I had the distinct pleasure of working in the J. (short for the Jewish weekly of Northern California) offices last week in downtown San Francisco as an interim copyeditor. Some of you might already know that most of my time is spent at the kitchen sink, at the playground or in front of this screen; even if you don’t you can probably imagine that putting on lipstick and riding the ferry to the Big City for work that doesn’t require filling requests for sippy cup refills and matching socks is like a spa day times 10.
I rarely get to spend non-family, non-religious time with other Jews, which was a huge amount of fun. The copy room is run by a kind-but-slightly-manic older gentleman surrounded by a cabal of smart, young-to-middle-age writers and editors; read through the latest issue to find out why it’s one of the best regional Jewish publication of our times.
There’s permanent part-time position open, and I want it.
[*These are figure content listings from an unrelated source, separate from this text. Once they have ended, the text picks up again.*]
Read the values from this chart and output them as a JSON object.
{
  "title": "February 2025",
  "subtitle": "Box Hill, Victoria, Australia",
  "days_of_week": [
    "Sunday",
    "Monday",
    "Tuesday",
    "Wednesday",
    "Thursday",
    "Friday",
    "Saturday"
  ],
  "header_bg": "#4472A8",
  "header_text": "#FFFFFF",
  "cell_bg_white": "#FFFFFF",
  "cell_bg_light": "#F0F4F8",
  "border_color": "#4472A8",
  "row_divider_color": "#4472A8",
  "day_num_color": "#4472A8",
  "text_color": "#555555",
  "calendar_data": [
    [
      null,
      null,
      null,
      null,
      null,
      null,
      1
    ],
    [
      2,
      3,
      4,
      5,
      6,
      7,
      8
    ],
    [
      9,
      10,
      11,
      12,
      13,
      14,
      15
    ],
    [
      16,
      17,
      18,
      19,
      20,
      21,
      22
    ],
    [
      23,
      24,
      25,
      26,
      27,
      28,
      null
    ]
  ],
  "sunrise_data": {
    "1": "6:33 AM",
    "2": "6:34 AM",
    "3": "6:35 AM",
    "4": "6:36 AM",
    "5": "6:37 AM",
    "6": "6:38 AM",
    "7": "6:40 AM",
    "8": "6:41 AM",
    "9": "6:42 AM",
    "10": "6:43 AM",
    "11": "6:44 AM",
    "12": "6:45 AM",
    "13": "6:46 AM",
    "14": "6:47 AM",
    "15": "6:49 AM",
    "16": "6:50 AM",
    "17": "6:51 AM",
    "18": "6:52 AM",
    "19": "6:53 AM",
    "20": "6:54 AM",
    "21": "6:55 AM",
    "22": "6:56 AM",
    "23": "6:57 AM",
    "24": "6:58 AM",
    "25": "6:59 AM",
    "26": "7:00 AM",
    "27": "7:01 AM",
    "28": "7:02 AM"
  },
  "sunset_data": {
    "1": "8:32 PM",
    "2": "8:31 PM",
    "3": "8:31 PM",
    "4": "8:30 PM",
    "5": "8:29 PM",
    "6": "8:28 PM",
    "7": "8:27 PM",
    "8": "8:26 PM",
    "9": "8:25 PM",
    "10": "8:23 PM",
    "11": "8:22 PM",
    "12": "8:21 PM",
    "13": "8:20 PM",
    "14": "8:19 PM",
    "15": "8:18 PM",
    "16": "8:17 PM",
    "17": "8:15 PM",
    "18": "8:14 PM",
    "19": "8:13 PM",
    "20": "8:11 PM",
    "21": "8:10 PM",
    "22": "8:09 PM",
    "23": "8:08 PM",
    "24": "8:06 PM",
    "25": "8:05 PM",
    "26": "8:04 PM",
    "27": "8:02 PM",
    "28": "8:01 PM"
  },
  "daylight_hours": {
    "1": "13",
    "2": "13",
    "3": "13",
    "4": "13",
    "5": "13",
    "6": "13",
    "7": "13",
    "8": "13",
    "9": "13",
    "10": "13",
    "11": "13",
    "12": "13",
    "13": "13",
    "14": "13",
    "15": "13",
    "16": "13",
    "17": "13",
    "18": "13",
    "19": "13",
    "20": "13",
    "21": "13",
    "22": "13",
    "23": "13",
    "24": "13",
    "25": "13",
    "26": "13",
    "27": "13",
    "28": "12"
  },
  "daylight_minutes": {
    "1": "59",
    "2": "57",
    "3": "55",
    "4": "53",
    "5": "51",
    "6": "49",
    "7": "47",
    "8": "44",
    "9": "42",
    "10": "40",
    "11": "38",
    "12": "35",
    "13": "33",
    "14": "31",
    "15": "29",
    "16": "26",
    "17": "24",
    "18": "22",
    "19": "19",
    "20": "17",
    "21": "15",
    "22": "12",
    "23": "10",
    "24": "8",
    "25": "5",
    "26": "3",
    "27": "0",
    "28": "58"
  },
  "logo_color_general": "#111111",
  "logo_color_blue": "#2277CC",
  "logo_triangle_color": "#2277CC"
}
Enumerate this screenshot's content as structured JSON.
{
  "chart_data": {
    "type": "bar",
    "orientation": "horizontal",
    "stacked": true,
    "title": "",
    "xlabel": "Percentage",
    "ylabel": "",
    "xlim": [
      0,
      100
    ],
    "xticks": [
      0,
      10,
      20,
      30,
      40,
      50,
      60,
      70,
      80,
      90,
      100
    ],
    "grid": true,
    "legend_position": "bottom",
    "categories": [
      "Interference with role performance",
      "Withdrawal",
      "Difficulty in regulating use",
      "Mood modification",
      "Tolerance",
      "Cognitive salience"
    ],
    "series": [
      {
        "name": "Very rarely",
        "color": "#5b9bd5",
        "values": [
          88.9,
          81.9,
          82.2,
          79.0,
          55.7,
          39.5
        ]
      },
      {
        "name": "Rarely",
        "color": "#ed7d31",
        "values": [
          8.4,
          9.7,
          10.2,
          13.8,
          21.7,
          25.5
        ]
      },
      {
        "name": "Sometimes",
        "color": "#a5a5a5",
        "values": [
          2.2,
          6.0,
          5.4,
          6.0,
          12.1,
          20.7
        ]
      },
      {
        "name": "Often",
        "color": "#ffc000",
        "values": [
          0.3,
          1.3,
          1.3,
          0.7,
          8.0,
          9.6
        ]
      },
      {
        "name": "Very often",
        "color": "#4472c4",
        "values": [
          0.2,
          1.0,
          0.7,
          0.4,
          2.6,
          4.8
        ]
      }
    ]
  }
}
It’s the perfect job for me: two days a week using parts of my brain that had atrophied like grapes left too long in a lunchbox, having a place to wear the Kenneth Cole mini-blazer I got on sale at Nordstrom’s last summer, realizing the glamorous San Francisco working-gal fantasy at last. I think I made a fairly good impression with my skills and presentation, except for the morning I slogged some coffee down my shirt when the boat teetered and I had to wear a lovely stain all day.
Of course, there’s a catch. The weekly publishing world is a minute-to-minute drama of ad space vs. editorial copy, meaning if pages get added as the deadline approaches, that space has to be filled fast. It may not sound like an emergency, but if you’re an editor and you need a story about Rosh Hashanah recipes to go opposite the full-page Oakland Kosher ad and one of your full-time copyeditors is out with the flu, you need that Monday/Tuesday copyeditor to get her tuchus into the City on Friday morning stat. Which, because finding a babysitter for 7am on an evening’s notice is impossible, I cannot do. Unless I want to trust the five year-old to take care of his baby sister, make his own lunch and drive himself to school.
I tried to let him know that with just a little more notice I could most always work things out, but he’s still not sure about me. At least he assigned me a book review in the meantime.